5. Schrippen - bread rolls

Bread rolls in are called "Schrippen" in Berlin. Photo: DPA

"Dit sind Schrippen, keine Brötchen!", (These are "Schrippen", not "Brötchen") the cashier lady will yell at you.

You may feel like you've made an honest effort asking for bread rolls in German at your local bakery, but when it comes to Berlin, good intentions aren't always good enough.

Try asking for "Schrippen", (instead of the Hochdeustche Brötchen) when you come by next, and with time your local baker might come to recognize you as a human being.

6. Forget the grammar

In Berlin, people don't generally distinguish between the accusative and the dative. So this makes it easier for those Ausländer who struggle to do the same.

An old Berliner saying is that "der Belina sagt imma mir, ooch wenn et richtich is", which means "a Berliner always says mir, even when it's right to do so."

7. Die Auto - the car

"I've been learning German and it's been going well, but the 'der, die, das'... ugh, it's just killing me!"

Lucky for you, if you're living in the German capital, you'll realize that Berliners themselves haven't yet mastered the art of the article - mainly 'cause they couldn't care less.

"Ick war unterwegs mit die Auto von..." (I was in the car...), you'll hear the Berliner say idly. Despite the fact that it should be "das Auto", try to refrain from being a grammar-pedant about it and engage with them in a conversation that's care-free and full of flaws.

8. Wegbier - beer for the road

When coming to Germany, it takes time to get used to the liberty of drinking in public, and to not constantly expect a cop to ambush you and throw you in jail.

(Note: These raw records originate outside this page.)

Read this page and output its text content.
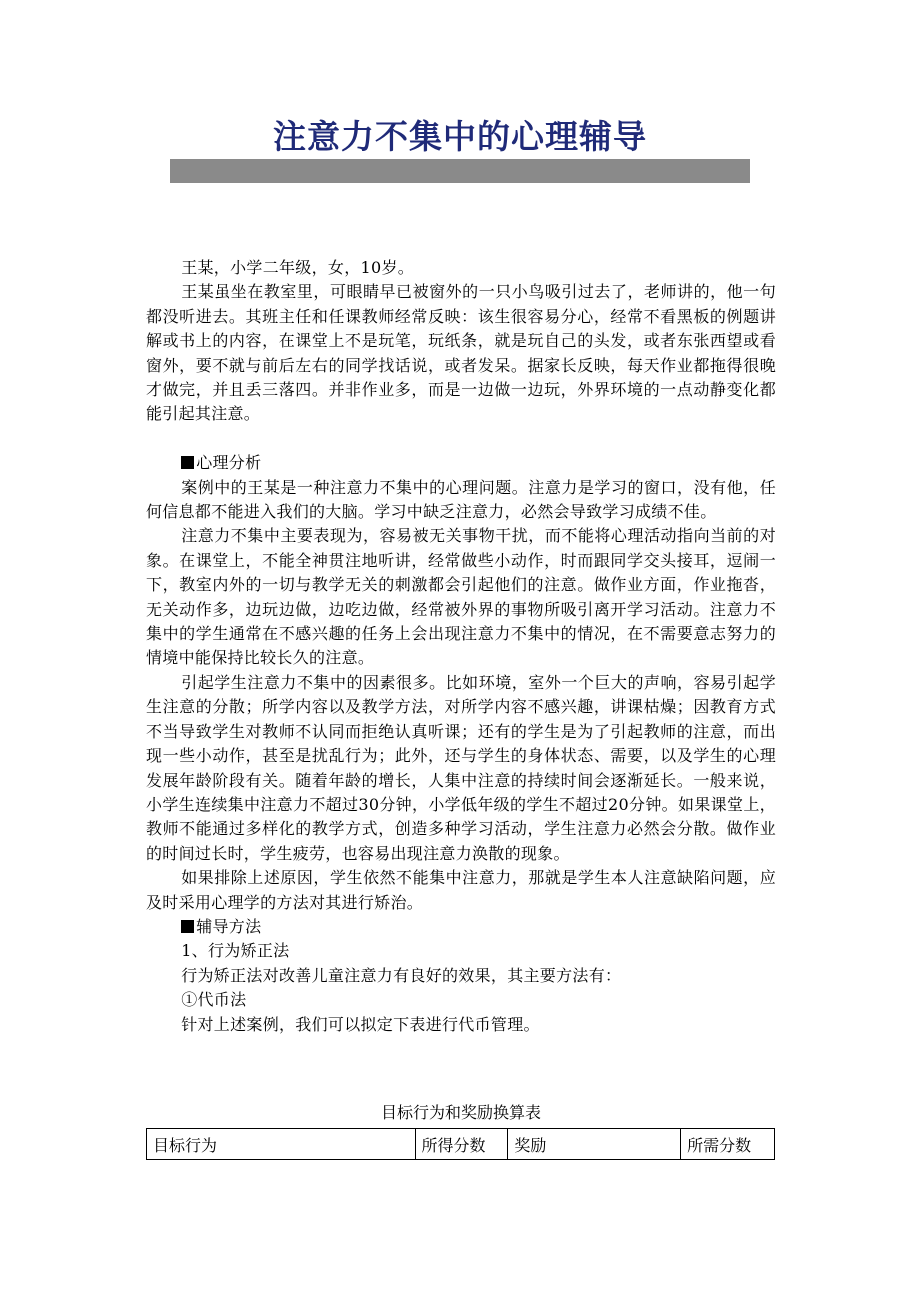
注意力不集中的心理辅导

王某，小学二年级，女，10岁。

王某虽坐在教室里，可眼睛早已被窗外的一只小鸟吸引过去了，老师讲的，他一句都没听进去。其班主任和任课教师经常反映：该生很容易分心，经常不看黑板的例题讲解或书上的内容，在课堂上不是玩笔，玩纸条，就是玩自己的头发，或者东张西望或看窗外，要不就与前后左右的同学找话说，或者发呆。据家长反映，每天作业都拖得很晚才做完，并且丢三落四。并非作业多，而是一边做一边玩，外界环境的一点动静变化都能引起其注意。

心理分析

案例中的王某是一种注意力不集中的心理问题。注意力是学习的窗口，没有他，任何信息都不能进入我们的大脑。学习中缺乏注意力，必然会导致学习成绩不佳。

注意力不集中主要表现为，容易被无关事物干扰，而不能将心理活动指向当前的对象。在课堂上，不能全神贯注地听讲，经常做些小动作，时而跟同学交头接耳，逗闹一下，教室内外的一切与教学无关的刺激都会引起他们的注意。做作业方面，作业拖沓，无关动作多，边玩边做，边吃边做，经常被外界的事物所吸引离开学习活动。注意力不集中的学生通常在不感兴趣的任务上会出现注意力不集中的情况，在不需要意志努力的情境中能保持比较长久的注意。

引起学生注意力不集中的因素很多。比如环境，室外一个巨大的声响，容易引起学生注意的分散；所学内容以及教学方法，对所学内容不感兴趣，讲课枯燥；因教育方式不当导致学生对教师不认同而拒绝认真听课；还有的学生是为了引起教师的注意，而出现一些小动作，甚至是扰乱行为；此外，还与学生的身体状态、需要，以及学生的心理发展年龄阶段有关。随着年龄的增长，人集中注意的持续时间会逐渐延长。一般来说，小学生连续集中注意力不超过30分钟，小学低年级的学生不超过20分钟。如果课堂上，教师不能通过多样化的教学方式，创造多种学习活动，学生注意力必然会分散。做作业的时间过长时，学生疲劳，也容易出现注意力涣散的现象。

如果排除上述原因，学生依然不能集中注意力，那就是学生本人注意缺陷问题，应及时采用心理学的方法对其进行矫治。

辅导方法

1、行为矫正法

行为矫正法对改善儿童注意力有良好的效果，其主要方法有：

①代币法

针对上述案例，我们可以拟定下表进行代币管理。

目标行为和奖励换算表
目标行为	所得分数	奖励	所需分数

But the longer you live here, the more you'll grow accustomed to one of Berlin's proudest traditions: the "Wegbier".

Pop the top of your Sterni or Berliner Kindl bottle on your way to the park, a house party... or work even (?) and feel the freedom of a law that allows for drinking without thinking twice.

9. Heute nicht - not today

Sven Marquardt is the bouncer of the Berlin's infamous Berghain club. Photo: DPA

You've been standing in the queue for two hours, it's cold, everyone looks grumpy anyway, and then you hear the bouncer Sven's fateful "heute nicht".

For years, the guardians of Berlin's infamous Berghain have used that phrase to turn down hopefuls at the club's door, thus inflicting lifelong scars on their egos and endowing them with a fancy for black clothing.

Nevertheless, you keep wanting to be part of the Berghain conspiracy - and until that's happened "heute nicht" haunts your dreams and keeps you coming back.

10. Biste in der S-Bahn geboren oder wat? - were you born on the S-Bahn or what?

"Bist du in der S-Bahn geboren oder wat?", your Berliner housemate may shout after you, and you'll realize that he seriously just asked you if you were born on a public train.

Hopefully the answer is "no" – but that's not what he wanted to communicate to you anyway.

He wanted to tell you that you forgot to close the door behind you. Get it? Because if you were actually born on the S-Bahn, you were born relying on the doors closing automatically.